The Complete Blood Count (CBC)
A CBC is a white blood cell, red blood cell, and platelet count. There are numerous causes of change in the number, size, and appearance of white cells, red cells, and platelets. Several types of leukemia may be diagnosed by the CBC. Infection, inflammation, immune mediated disease, liver disease, kidney disease, chronic viral infection, and clotting disorders may all be shown by the CBC.

The Urinalysis
The urinalysis screens for diabetes mellitus, kidney disease, and urinary tract infections. Often the blood tests and the urine test results must be combined for a complete diagnosis. For instance, a high glucose in the blood, with no glucose in the urine, is likely a stress response. High blood and urine glucose is consistent with diabetes mellitus. The urinalysis also screens for other abnormalities in the urine such as crystals, excessive protein, abnormal cells, microbial organisms, blood, and white blood cells.

Changes that are attributed to old age can be very subtle or very acute. Many of our clients report one or more of the following symptoms:
• Increased lethargy
• Decreased or increased appetite
• Increased thirst and urination
• Greater difficulty in defecation
• Increased stiffness
• Difficulty eating food
• Unusual lumps or bumps on or under the skin
• Dramatic weight loss or gain
• Changes in the skin or hair coat
• Coughing
• Difficulty breathing or panting
• Exercise intolerance
• Limping
• Bad breath
• Foul odors from skin or ears
• Head tilt or imbalance
• Vomiting
• Diarrhea

The most serious of the problems we see in our geriatric patients include obesity, dental disease, digestive problems, kidney disease, arthritis, and cancer. These conditions often occur in combination with each other and numerous other medical conditions.

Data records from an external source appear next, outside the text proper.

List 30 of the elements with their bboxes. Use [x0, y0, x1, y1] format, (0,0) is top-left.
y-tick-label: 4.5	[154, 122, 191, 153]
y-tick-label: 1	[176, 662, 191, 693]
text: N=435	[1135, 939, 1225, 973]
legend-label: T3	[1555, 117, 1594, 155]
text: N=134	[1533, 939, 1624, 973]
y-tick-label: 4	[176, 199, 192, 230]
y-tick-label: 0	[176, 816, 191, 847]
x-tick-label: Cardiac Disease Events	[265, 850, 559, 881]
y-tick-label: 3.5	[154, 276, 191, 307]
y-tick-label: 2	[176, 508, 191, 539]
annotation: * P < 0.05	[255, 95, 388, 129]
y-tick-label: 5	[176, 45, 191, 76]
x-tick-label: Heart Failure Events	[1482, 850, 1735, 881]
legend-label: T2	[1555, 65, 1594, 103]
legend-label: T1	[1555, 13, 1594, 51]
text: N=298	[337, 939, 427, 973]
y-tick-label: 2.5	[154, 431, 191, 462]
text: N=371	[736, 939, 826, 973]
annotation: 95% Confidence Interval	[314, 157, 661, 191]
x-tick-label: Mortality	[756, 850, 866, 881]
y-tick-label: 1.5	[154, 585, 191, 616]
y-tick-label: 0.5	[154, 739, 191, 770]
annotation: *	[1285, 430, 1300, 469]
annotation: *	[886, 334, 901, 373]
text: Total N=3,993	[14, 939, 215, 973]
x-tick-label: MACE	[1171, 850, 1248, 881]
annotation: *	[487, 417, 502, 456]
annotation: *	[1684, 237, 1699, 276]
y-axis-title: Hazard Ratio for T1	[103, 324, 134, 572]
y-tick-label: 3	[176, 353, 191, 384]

At CVS, we diagnose and treat these common conditions of your pets frequently. However it should be stated that the earlier we recognize and start treatment for a geriatric problem, the more successful the outcome would be. In light of this fact, we urge the owners of geriatric pets to have us perform a work-up on your aging pet to identify problem areas early, to allow them to live long, happy, healthy lives.